Die Handschuhe haben einen eingenähten Heizdraht und verfügen über eine Batterie. Man kann normalerweise verschiedene Heizstufen wählen…
Für alle diejenigen, denen normale Handschuhe nicht ausreichen 😉
Einfach Googeln und  mal etwas rumstöbern.

 

Außerdem sind Wechselklamotten sinnvoll, wenn man einen langen Zustieg hat.
In durchgeschwitzten Klamotten versuchen warm zu bleiben ist ziemlich aussichtslos.
Dementsprechend macht es Sinn für die untersten Schichten (Top & Longsleeve beispielsweise) Ersatzmontur einzupacken, damit man in trockenen Klamotten den Tag verbringen kann.

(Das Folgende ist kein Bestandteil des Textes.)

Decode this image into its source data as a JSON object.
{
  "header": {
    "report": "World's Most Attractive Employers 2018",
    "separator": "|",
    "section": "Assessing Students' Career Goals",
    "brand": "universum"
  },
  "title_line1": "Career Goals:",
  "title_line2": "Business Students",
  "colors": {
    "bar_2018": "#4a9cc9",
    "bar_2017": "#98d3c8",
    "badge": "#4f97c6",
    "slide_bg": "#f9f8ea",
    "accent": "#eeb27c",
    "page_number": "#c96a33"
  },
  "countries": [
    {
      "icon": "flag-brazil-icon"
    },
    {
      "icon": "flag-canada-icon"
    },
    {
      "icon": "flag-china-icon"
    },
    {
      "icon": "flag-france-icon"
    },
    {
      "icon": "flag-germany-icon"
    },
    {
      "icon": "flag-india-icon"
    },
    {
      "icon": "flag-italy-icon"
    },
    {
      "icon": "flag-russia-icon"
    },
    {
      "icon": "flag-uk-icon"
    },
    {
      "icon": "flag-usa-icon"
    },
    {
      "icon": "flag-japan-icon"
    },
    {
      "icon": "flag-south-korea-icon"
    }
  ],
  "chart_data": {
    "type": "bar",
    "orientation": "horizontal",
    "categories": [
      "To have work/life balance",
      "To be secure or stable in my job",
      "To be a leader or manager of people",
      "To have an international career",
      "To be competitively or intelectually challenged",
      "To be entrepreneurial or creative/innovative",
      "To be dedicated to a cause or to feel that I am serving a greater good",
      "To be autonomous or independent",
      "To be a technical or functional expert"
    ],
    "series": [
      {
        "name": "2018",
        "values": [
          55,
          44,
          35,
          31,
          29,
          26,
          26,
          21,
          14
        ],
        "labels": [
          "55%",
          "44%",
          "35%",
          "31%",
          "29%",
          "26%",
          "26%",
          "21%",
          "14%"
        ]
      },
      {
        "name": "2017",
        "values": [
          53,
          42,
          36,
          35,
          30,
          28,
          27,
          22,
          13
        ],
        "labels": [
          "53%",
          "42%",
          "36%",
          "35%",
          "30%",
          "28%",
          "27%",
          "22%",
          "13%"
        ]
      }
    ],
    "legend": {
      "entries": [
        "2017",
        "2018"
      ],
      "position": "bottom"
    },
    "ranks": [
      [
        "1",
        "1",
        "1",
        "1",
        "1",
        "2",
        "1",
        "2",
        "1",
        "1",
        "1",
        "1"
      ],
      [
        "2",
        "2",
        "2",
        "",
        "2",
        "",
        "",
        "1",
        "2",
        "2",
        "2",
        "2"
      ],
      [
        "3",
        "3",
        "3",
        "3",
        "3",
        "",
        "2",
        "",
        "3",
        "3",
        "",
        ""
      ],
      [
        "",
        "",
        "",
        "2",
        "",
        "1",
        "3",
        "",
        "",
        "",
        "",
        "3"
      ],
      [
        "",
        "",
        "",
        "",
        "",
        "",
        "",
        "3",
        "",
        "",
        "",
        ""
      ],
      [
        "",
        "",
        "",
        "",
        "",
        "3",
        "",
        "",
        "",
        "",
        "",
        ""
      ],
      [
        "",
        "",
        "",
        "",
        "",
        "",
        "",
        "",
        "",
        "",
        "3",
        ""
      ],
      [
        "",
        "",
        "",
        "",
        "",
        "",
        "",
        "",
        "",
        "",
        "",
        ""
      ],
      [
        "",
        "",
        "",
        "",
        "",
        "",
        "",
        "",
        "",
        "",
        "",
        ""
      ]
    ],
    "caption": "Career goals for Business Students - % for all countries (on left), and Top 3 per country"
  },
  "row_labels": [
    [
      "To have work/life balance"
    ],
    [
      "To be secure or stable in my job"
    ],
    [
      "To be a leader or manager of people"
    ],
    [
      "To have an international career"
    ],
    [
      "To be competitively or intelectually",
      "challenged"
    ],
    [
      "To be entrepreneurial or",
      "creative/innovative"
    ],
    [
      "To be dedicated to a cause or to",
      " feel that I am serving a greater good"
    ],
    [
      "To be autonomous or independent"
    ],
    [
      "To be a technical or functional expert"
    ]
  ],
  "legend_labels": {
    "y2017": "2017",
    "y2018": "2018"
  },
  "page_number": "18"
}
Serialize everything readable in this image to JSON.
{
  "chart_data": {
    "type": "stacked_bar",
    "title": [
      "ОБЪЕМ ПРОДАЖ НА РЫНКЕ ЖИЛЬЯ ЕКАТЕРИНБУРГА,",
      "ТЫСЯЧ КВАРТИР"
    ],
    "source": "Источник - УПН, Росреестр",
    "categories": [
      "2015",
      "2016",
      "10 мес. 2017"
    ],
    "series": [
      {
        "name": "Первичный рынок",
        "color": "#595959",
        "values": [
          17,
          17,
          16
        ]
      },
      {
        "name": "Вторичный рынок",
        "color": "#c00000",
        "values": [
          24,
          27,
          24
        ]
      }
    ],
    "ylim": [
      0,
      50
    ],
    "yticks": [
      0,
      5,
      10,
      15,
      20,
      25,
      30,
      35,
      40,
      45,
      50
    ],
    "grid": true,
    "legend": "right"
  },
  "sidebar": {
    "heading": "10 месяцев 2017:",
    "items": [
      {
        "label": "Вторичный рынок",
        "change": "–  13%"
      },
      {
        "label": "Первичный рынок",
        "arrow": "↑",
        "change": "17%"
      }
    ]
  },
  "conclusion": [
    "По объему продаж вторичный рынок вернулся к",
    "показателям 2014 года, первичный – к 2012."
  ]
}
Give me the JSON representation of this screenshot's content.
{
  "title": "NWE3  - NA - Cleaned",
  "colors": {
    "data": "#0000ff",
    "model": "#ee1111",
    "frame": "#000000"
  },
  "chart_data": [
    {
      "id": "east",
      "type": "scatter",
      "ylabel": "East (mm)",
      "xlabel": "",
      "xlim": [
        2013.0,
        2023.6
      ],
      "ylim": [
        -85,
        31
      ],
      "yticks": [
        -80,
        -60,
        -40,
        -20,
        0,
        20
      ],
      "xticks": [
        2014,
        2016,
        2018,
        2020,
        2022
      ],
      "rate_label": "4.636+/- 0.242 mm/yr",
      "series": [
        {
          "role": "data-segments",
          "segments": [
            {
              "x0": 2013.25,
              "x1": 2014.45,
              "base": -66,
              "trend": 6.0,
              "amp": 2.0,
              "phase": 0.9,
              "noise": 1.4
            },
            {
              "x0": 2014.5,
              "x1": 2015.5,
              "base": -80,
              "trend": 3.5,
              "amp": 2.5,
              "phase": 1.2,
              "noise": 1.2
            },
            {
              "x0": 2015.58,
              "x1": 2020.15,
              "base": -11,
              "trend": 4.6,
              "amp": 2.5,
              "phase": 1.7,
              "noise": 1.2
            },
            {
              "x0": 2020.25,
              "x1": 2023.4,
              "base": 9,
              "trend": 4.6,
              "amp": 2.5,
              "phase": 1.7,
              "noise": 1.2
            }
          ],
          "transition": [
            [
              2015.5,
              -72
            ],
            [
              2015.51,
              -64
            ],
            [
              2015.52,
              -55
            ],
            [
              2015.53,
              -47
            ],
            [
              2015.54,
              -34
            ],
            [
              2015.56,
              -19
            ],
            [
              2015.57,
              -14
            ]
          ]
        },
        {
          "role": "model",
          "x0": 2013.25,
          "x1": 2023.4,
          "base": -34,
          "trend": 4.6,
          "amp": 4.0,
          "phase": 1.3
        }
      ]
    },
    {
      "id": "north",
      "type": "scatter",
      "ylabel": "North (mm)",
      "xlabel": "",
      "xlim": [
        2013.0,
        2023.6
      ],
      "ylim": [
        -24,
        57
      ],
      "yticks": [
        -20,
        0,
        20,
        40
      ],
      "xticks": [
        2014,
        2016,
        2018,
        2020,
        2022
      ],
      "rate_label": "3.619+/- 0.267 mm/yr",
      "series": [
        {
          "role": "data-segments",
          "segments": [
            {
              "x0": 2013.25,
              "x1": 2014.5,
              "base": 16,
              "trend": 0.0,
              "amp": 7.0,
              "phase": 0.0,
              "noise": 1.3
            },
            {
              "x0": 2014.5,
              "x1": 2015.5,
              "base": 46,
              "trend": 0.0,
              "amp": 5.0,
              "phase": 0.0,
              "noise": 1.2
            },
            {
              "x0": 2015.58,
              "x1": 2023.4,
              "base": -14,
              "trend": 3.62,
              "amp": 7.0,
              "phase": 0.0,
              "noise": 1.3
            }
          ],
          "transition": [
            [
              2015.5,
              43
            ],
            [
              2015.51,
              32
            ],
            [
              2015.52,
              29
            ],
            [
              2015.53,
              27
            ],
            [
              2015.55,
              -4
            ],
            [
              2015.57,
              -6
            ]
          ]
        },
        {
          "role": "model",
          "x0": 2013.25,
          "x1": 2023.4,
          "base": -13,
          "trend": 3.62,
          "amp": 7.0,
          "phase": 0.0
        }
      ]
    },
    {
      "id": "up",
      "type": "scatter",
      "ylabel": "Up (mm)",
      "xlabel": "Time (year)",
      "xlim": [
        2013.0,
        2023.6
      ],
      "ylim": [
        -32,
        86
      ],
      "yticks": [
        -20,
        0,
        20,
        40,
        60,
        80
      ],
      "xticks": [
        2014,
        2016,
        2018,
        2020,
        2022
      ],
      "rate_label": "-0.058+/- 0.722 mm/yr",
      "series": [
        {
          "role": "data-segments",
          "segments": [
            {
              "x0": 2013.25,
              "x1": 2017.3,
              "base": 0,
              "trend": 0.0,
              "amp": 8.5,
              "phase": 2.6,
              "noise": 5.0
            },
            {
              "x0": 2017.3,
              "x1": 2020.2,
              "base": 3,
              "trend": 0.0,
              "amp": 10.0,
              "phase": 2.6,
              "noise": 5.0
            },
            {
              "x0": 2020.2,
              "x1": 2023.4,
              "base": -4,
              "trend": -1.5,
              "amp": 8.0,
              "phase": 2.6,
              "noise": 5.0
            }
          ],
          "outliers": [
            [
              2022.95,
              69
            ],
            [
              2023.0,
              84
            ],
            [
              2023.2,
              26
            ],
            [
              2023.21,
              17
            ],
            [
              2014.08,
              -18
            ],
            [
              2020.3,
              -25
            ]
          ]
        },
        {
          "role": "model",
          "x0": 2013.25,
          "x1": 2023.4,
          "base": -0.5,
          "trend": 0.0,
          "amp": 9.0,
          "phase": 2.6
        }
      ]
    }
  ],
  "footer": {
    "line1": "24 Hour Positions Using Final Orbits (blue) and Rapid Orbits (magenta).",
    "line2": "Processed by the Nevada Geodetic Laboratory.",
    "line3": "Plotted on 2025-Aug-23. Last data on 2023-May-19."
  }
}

Essen & Trinken – fuel your oven!Frau trinkt Tee am Fels mit Bergpanorama

Die Kälte zieht einem wirklich extrem viel Energie.
Deshalb ist wichtig an kalten Tagen entsprechend regelmäßig per Nahrung dem Körper Energie zuzuführen, damit er effizient heizen kann 😉

Natürlich darf der heiße Tee an kalten Wintertagen nicht fehlen!
Genauso ist warme Nahrung sinnvoll. Vom morgendlichen, warmen Porridge noch eine Portion mitnehmen zum Fels und man hat eine warme, energiereiche Zwischenmahlzeit.

3 Grundregeln fürs Klettern im Winter

  • Gemütlich starten!
    Direkt mit den ersten Sonnenstrahlen an der Wand sein gibt einem zwar mehr Zeit zum Klettern, allerdings steht man dann erstmal in der Kälte, da Fels, Boden & Luft etwas Zeit brauchen sich durch die Sonne anzuwärmen.
    Dementsprechend kann man im Winter getrost etwas später starten und lieber noch einen zweiten Kaffee daheim trinken 😉
  • Schnelle Wechselzeiten
    Am sinnvollsten sind im Winter beim Seilklettern kurze Touren, sodass man beim Sichern nicht komplett auskühlt. Je kälter es ist, umso schneller sollte man wieder wechseln, damit der Kreislauf auf Trab bleibt und die Hände nicht ausgekühlt sind.
    Klar ist dabei die Crux genug Regenerationszeit zwischen den Versuchen zu haben, aber nicht auszukühlen. Falls man doch mehr Pause braucht heißt das eben einen neuen Aufwärmdurchgang zu starten. Zumindest für den Kreislauf und die Finger.Sollten die Routen doch etwas länger sein, ist das sicher eine gute Übung schneller zu klettern 😉
    Wer auch im Winter projektieren will, dem würde ich raten beim Ausbouldern eine bestimmte Zeit zu setzen und dann wieder zu wechseln, beziehungsweise sich miteinander abzusprechen wie warm/kalt der andere unten gerade ist und wie viel Zeit noch passt, ohne dass der Kletterpartner dann als Eiszapfen dort steht.
  • Wenn es zu kalt ist zum Klettern – geh bouldern
    Sollte es gar zu kalt sein gemeinsam klettern zu gehen, wo man sich immer nur abwechselnd bewegen kann, ist spätestens jetzt die Bouldersaison einzuläuten.
    Beim Bouldern können sich beide besser warmhalten. Die Zeit während einer probiert ist kürzer, die Wechsel schneller und der Felskontakt viel kürzer.
    Bouldern geht im Winter meist noch besser als Klettern.

 

Aufwärmen

zwei Frauen beim Aufwärmen fürs Klettern am Fels

Wir wissen alle: aufwärmen ist für unseren Körper enorm wichtig, damit wir leistungsfähig sind und weniger verletzungsanfällig.
Bei den kalten Temperaturen bekommt das Aufwärmen einen noch höheren Stellenwert als sonst. Meist reicht es nicht, einfach eine leichtere Route zu Klettern.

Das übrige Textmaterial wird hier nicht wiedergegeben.